Other Hsp90 inhibitors are in the pipeline. Novartis have two, a pan-Histone deacetylase inhibitor, panobinostat, and a specific Hsp90 inhibitor, AUY, were both tested by Wang et al from MCG Cancer Center, Augusta, Georgia, in a system that stressed the mutant JAK2 status of myeloproliferative disease and both inhibited it through Hsp90 inhibition. In another study workers from Tokyo found that AUY when given with nilotinib could overcome the T315I mutant BCR-ABL that has so far produced a form of imatinib resistance in CML that could not otherwise be overcome. Panobinostat, meanwhile may act synergistically with bortezamib in mantle cell lymphoma (data from MCG Cancer Center, Augusta,H Lee Moffitt Cancer Center, Tampa, and Novartis Institute for Biomedical Research, Cambridge, MA. A phase II study of panobinostat in drug resistant myeloma is being carried out with some beneficial effects.

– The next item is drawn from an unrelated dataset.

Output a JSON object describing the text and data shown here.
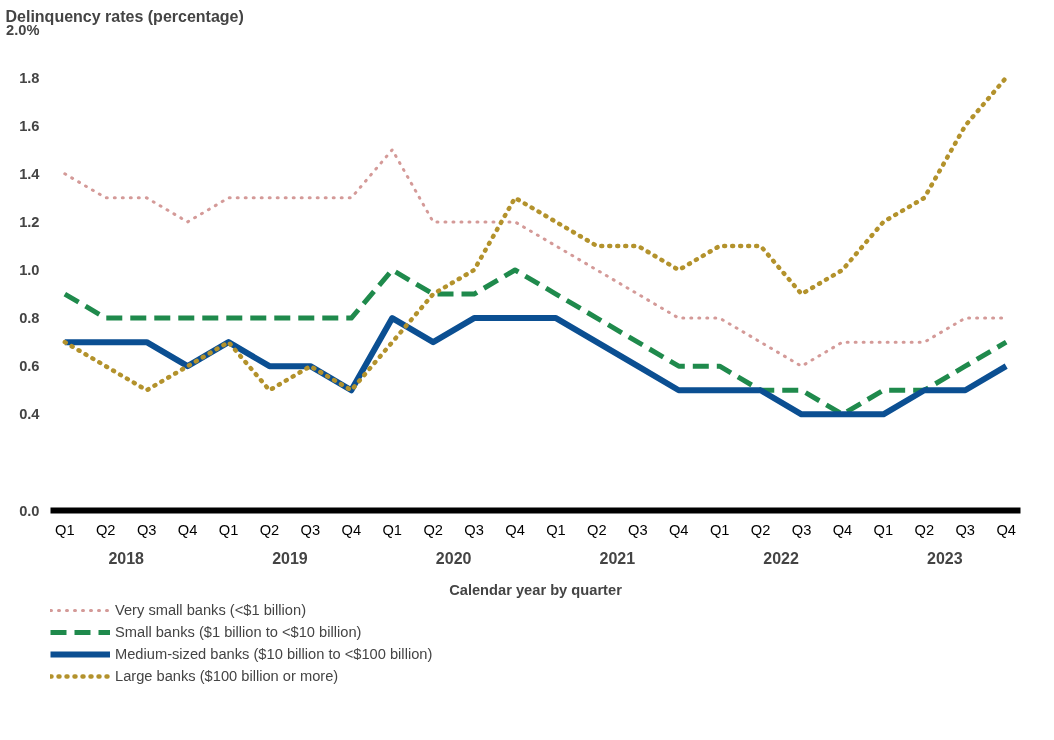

One of the other difficulties in Hsp90 inhibition is that it tends to upregulate Hsp72 which inhibits apoptosis. According to Emma Davenport and colleagues from the Insitute of Cancer Research, UK, this can be prevented by Hsp72 inhibitors such as KNK437 and triptolide.
John Byrd's group at Colombus, Ohio demonstrated that the Hsp90 inhibitor 17-DMAG represents a novel multi-targeted inhibitor of several critical kinases, transcription factors and anti-apoptosis genes relevant to CLL survival, and not just ZAP70, especially NF-kB. Given its oral formulation, which allows administration of 17-DMAG by continuous dosing and uninterrupted inhibition of Hsp90, initiation of phase II clinical trials in CLL that include detailed pharmacodynamic studies monitoring NF-kB target genes are indicated.

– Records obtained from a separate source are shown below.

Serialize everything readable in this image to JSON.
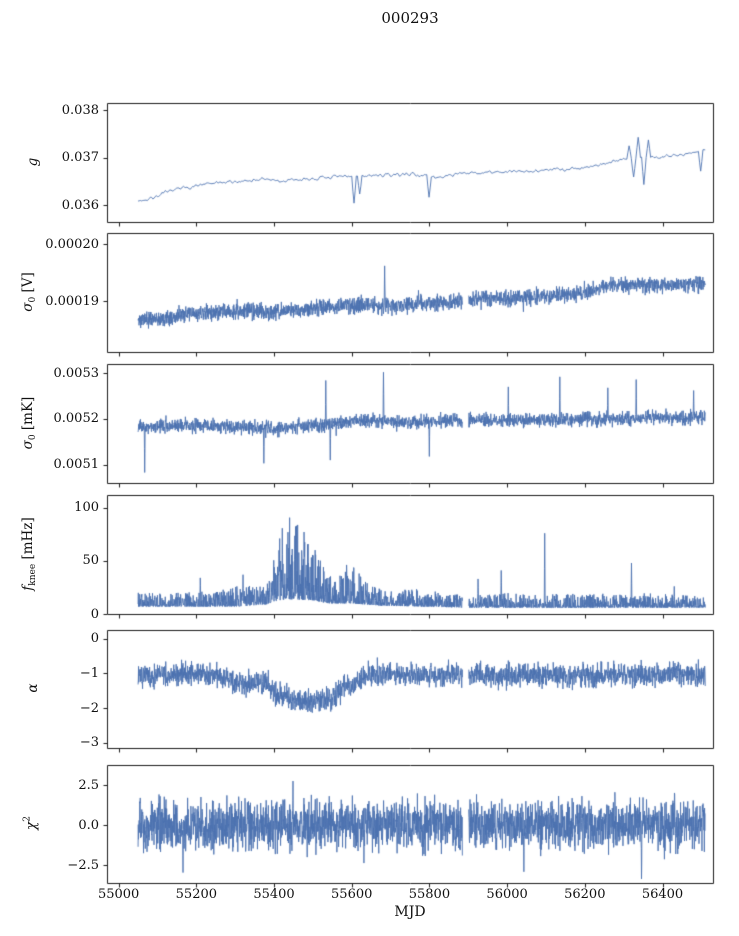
{
  "chart_data": {
    "type": "line",
    "title": "000293",
    "xlabel": "MJD",
    "line_color": "#4c72b0",
    "axis_color": "#1a1a1a",
    "x_axis": {
      "range": [
        54970,
        56530
      ],
      "data_range": [
        55050,
        56510
      ],
      "ticks": [
        {
          "v": 55000,
          "label": "55000"
        },
        {
          "v": 55200,
          "label": "55200"
        },
        {
          "v": 55400,
          "label": "55400"
        },
        {
          "v": 55600,
          "label": "55600"
        },
        {
          "v": 55800,
          "label": "55800"
        },
        {
          "v": 56000,
          "label": "56000"
        },
        {
          "v": 56200,
          "label": "56200"
        },
        {
          "v": 56400,
          "label": "56400"
        }
      ]
    },
    "data_gap": [
      55885,
      55901
    ],
    "panels": [
      {
        "name": "gain",
        "ylabel": {
          "main": "g"
        },
        "ylim": [
          0.03565,
          0.03815
        ],
        "yticks": [
          {
            "v": 0.038,
            "label": "0.038"
          },
          {
            "v": 0.037,
            "label": "0.037"
          },
          {
            "v": 0.036,
            "label": "0.036"
          }
        ],
        "style": "line",
        "seed": 7,
        "samples": 500,
        "halfwidth": 7e-05,
        "gap": false,
        "base": [
          [
            55050,
            0.0361
          ],
          [
            55075,
            0.03612
          ],
          [
            55100,
            0.0362
          ],
          [
            55140,
            0.03632
          ],
          [
            55180,
            0.03638
          ],
          [
            55230,
            0.03645
          ],
          [
            55280,
            0.03648
          ],
          [
            55330,
            0.03652
          ],
          [
            55380,
            0.03655
          ],
          [
            55420,
            0.0365
          ],
          [
            55460,
            0.03654
          ],
          [
            55500,
            0.03656
          ],
          [
            55550,
            0.03659
          ],
          [
            55600,
            0.03661
          ],
          [
            55650,
            0.03662
          ],
          [
            55700,
            0.03664
          ],
          [
            55760,
            0.03666
          ],
          [
            55820,
            0.03658
          ],
          [
            55860,
            0.03665
          ],
          [
            55920,
            0.03668
          ],
          [
            55980,
            0.0367
          ],
          [
            56040,
            0.03671
          ],
          [
            56100,
            0.03674
          ],
          [
            56160,
            0.03677
          ],
          [
            56220,
            0.03682
          ],
          [
            56270,
            0.03692
          ],
          [
            56300,
            0.03696
          ],
          [
            56340,
            0.037
          ],
          [
            56390,
            0.03702
          ],
          [
            56440,
            0.03706
          ],
          [
            56480,
            0.0371
          ],
          [
            56510,
            0.03718
          ]
        ],
        "spikes": [
          [
            55605,
            -0.00055,
            "rel"
          ],
          [
            55622,
            -0.00035,
            "rel"
          ],
          [
            55800,
            -0.00045,
            "rel"
          ],
          [
            56315,
            0.0003,
            "rel"
          ],
          [
            56326,
            -0.0004,
            "rel"
          ],
          [
            56337,
            0.00045,
            "rel"
          ],
          [
            56351,
            -0.00055,
            "rel"
          ],
          [
            56364,
            0.00035,
            "rel"
          ],
          [
            56497,
            -0.00045,
            "rel"
          ]
        ]
      },
      {
        "name": "sigma0-volts",
        "ylabel": {
          "main": "σ",
          "sub": "0",
          "unit": " [V]"
        },
        "ylim": [
          0.000181,
          0.000202
        ],
        "yticks": [
          {
            "v": 0.0002,
            "label": "0.00020"
          },
          {
            "v": 0.00019,
            "label": "0.00019"
          }
        ],
        "style": "band",
        "seed": 11,
        "samples": 2400,
        "halfwidth": 2.1e-06,
        "tailp": 0.02,
        "tailk": 1.6,
        "gap": true,
        "base": [
          [
            55050,
            0.0001866
          ],
          [
            55120,
            0.0001872
          ],
          [
            55190,
            0.0001877
          ],
          [
            55260,
            0.000188
          ],
          [
            55330,
            0.0001883
          ],
          [
            55390,
            0.0001878
          ],
          [
            55450,
            0.0001884
          ],
          [
            55520,
            0.0001888
          ],
          [
            55590,
            0.0001892
          ],
          [
            55650,
            0.0001893
          ],
          [
            55700,
            0.0001891
          ],
          [
            55760,
            0.0001894
          ],
          [
            55820,
            0.0001896
          ],
          [
            55880,
            0.0001898
          ],
          [
            55905,
            0.0001903
          ],
          [
            55970,
            0.0001905
          ],
          [
            56040,
            0.0001906
          ],
          [
            56110,
            0.0001909
          ],
          [
            56180,
            0.0001913
          ],
          [
            56230,
            0.000192
          ],
          [
            56270,
            0.0001928
          ],
          [
            56310,
            0.0001926
          ],
          [
            56350,
            0.000193
          ],
          [
            56400,
            0.0001927
          ],
          [
            56450,
            0.0001929
          ],
          [
            56510,
            0.000193
          ]
        ],
        "spikes": [
          [
            55685,
            0.0001962,
            "abs"
          ]
        ]
      },
      {
        "name": "sigma0-millikelvin",
        "ylabel": {
          "main": "σ",
          "sub": "0",
          "unit": " [mK]"
        },
        "ylim": [
          0.00506,
          0.00532
        ],
        "yticks": [
          {
            "v": 0.0053,
            "label": "0.0053"
          },
          {
            "v": 0.0052,
            "label": "0.0052"
          },
          {
            "v": 0.0051,
            "label": "0.0051"
          }
        ],
        "style": "band",
        "seed": 23,
        "samples": 2400,
        "halfwidth": 2.2e-05,
        "tailp": 0.03,
        "tailk": 1.7,
        "gap": true,
        "base": [
          [
            55050,
            0.005182
          ],
          [
            55150,
            0.005186
          ],
          [
            55250,
            0.005185
          ],
          [
            55330,
            0.005183
          ],
          [
            55400,
            0.005178
          ],
          [
            55460,
            0.005184
          ],
          [
            55530,
            0.005187
          ],
          [
            55580,
            0.005191
          ],
          [
            55620,
            0.005196
          ],
          [
            55680,
            0.005195
          ],
          [
            55740,
            0.005192
          ],
          [
            55800,
            0.005194
          ],
          [
            55860,
            0.005196
          ],
          [
            55920,
            0.005197
          ],
          [
            56000,
            0.005196
          ],
          [
            56080,
            0.005198
          ],
          [
            56160,
            0.005199
          ],
          [
            56240,
            0.0052
          ],
          [
            56320,
            0.005202
          ],
          [
            56400,
            0.005203
          ],
          [
            56510,
            0.005203
          ]
        ],
        "spikes": [
          [
            55067,
            0.005083,
            "abs"
          ],
          [
            55374,
            0.005103,
            "abs"
          ],
          [
            55533,
            0.005284,
            "abs"
          ],
          [
            55545,
            0.00511,
            "abs"
          ],
          [
            55682,
            0.005302,
            "abs"
          ],
          [
            55800,
            0.005118,
            "abs"
          ],
          [
            56003,
            0.00527,
            "abs"
          ],
          [
            56136,
            0.005292,
            "abs"
          ],
          [
            56259,
            0.005268,
            "abs"
          ],
          [
            56332,
            0.005286,
            "abs"
          ],
          [
            56480,
            0.005262,
            "abs"
          ]
        ]
      },
      {
        "name": "knee-frequency",
        "ylabel": {
          "main": "f",
          "sub": "knee",
          "unit": " [mHz]"
        },
        "ylim": [
          0,
          112
        ],
        "yticks": [
          {
            "v": 100,
            "label": "100"
          },
          {
            "v": 50,
            "label": "50"
          },
          {
            "v": 0,
            "label": "0"
          }
        ],
        "style": "asym",
        "seed": 37,
        "samples": 2400,
        "pow": 2.6,
        "gap": true,
        "low": [
          [
            55050,
            7
          ],
          [
            55300,
            7
          ],
          [
            55380,
            9
          ],
          [
            55400,
            12
          ],
          [
            55430,
            14
          ],
          [
            55500,
            13
          ],
          [
            55540,
            10
          ],
          [
            55600,
            10
          ],
          [
            55660,
            8
          ],
          [
            55900,
            6
          ],
          [
            56510,
            6
          ]
        ],
        "high": [
          [
            55050,
            20
          ],
          [
            55150,
            20
          ],
          [
            55250,
            22
          ],
          [
            55300,
            26
          ],
          [
            55340,
            28
          ],
          [
            55380,
            26
          ],
          [
            55395,
            45
          ],
          [
            55410,
            70
          ],
          [
            55430,
            90
          ],
          [
            55445,
            93
          ],
          [
            55460,
            85
          ],
          [
            55475,
            80
          ],
          [
            55490,
            70
          ],
          [
            55505,
            62
          ],
          [
            55520,
            50
          ],
          [
            55540,
            38
          ],
          [
            55560,
            30
          ],
          [
            55575,
            40
          ],
          [
            55590,
            48
          ],
          [
            55605,
            45
          ],
          [
            55620,
            40
          ],
          [
            55640,
            32
          ],
          [
            55660,
            26
          ],
          [
            55680,
            22
          ],
          [
            55720,
            22
          ],
          [
            55760,
            24
          ],
          [
            55800,
            22
          ],
          [
            55850,
            20
          ],
          [
            55900,
            18
          ],
          [
            55950,
            18
          ],
          [
            56000,
            20
          ],
          [
            56050,
            18
          ],
          [
            56100,
            18
          ],
          [
            56150,
            20
          ],
          [
            56200,
            18
          ],
          [
            56250,
            20
          ],
          [
            56300,
            18
          ],
          [
            56350,
            20
          ],
          [
            56400,
            20
          ],
          [
            56450,
            18
          ],
          [
            56510,
            16
          ]
        ],
        "spikes": [
          [
            55210,
            34,
            "abs"
          ],
          [
            55320,
            37,
            "abs"
          ],
          [
            55925,
            33,
            "abs"
          ],
          [
            55985,
            41,
            "abs"
          ],
          [
            56097,
            76,
            "abs"
          ],
          [
            56320,
            48,
            "abs"
          ],
          [
            56430,
            26,
            "abs"
          ]
        ]
      },
      {
        "name": "alpha",
        "ylabel": {
          "main": "α"
        },
        "ylim": [
          -3.15,
          0.25
        ],
        "yticks": [
          {
            "v": 0,
            "label": "0"
          },
          {
            "v": -1,
            "label": "−1"
          },
          {
            "v": -2,
            "label": "−2"
          },
          {
            "v": -3,
            "label": "−3"
          }
        ],
        "style": "band",
        "seed": 51,
        "samples": 2400,
        "halfwidth": 0.5,
        "tailp": 0.02,
        "tailk": 1.5,
        "gap": true,
        "base": [
          [
            55050,
            -1.03
          ],
          [
            55150,
            -1.03
          ],
          [
            55250,
            -1.05
          ],
          [
            55290,
            -1.2
          ],
          [
            55320,
            -1.35
          ],
          [
            55350,
            -1.25
          ],
          [
            55380,
            -1.3
          ],
          [
            55410,
            -1.6
          ],
          [
            55440,
            -1.75
          ],
          [
            55480,
            -1.82
          ],
          [
            55520,
            -1.8
          ],
          [
            55550,
            -1.7
          ],
          [
            55575,
            -1.45
          ],
          [
            55600,
            -1.35
          ],
          [
            55625,
            -1.15
          ],
          [
            55650,
            -1.05
          ],
          [
            55750,
            -1.05
          ],
          [
            55900,
            -1.07
          ],
          [
            56000,
            -1.05
          ],
          [
            56200,
            -1.06
          ],
          [
            56510,
            -1.05
          ]
        ],
        "spikes": []
      },
      {
        "name": "chi-squared",
        "ylabel": {
          "main": "χ",
          "sup": "2"
        },
        "ylim": [
          -3.6,
          3.75
        ],
        "yticks": [
          {
            "v": 2.5,
            "label": "2.5"
          },
          {
            "v": 0,
            "label": "0.0"
          },
          {
            "v": -2.5,
            "label": "−2.5"
          }
        ],
        "style": "band",
        "seed": 63,
        "samples": 2600,
        "halfwidth": 2.25,
        "tailp": 0.02,
        "tailk": 1.25,
        "gap": true,
        "base": [
          [
            55050,
            0
          ],
          [
            56510,
            0
          ]
        ],
        "spikes": [
          [
            55166,
            -2.95,
            "abs"
          ],
          [
            55449,
            2.75,
            "abs"
          ],
          [
            56043,
            -2.9,
            "abs"
          ],
          [
            56346,
            -3.35,
            "abs"
          ]
        ]
      }
    ]
  }
}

Jamie Cavenagh from Barts reported on a Phase I trial of KW-2478, a novel non-ansamycin, non-purine analogue antagonist for Hsp90. KW-2478 showed a potent anti-tumour activity both in vitro and in vivo in xenograft models, including activity in primary patient samples. The agent retained its activity in primary myeloma cells in the presence of BMSCs, suggesting that KW-2478 can overcome the protective effect of the bone marrow microenvironment. In the phase I trial there was no dose-limiting toxicity and the dose escalation continues.

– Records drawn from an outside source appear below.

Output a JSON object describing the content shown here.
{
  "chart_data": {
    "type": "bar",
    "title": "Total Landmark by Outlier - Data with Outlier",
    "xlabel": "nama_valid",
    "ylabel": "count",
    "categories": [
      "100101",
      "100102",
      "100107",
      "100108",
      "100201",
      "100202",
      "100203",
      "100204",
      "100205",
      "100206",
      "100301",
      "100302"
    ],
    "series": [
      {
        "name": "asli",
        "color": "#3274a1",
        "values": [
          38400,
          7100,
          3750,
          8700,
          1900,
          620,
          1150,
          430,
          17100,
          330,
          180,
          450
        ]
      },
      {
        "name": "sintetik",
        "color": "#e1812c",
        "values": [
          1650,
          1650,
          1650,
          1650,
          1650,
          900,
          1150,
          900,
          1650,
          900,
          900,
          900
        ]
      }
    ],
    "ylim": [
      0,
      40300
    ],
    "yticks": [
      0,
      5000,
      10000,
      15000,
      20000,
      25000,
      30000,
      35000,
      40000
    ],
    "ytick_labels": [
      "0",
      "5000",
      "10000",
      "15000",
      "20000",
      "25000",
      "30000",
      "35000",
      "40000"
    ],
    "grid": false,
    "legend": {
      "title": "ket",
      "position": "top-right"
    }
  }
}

From MDACC comes the small molecule WP1193, a caffeic acid derivative, which induced apoptosis in all types of drug-resistant CML cells. Treatment of the cells with WP1193 reduced levels of HSP90 transcripts, HSP90 protein and its client proteins, which include Bcr-Abl, Jak2 and Akt.
In conclusion, Hsp90 inhibition remains a promising treatment, not just for CLL, but for a range of different hematological tumors. Its effects are much more complicated that simply down-regulation of Zap-70, and care must be taken that a compensatory up-regulation of protective factors does not take place. The older geldanomycin derivatives may be too toxic for clinical use, but newer, perhaps less toxic inhibitors are in development.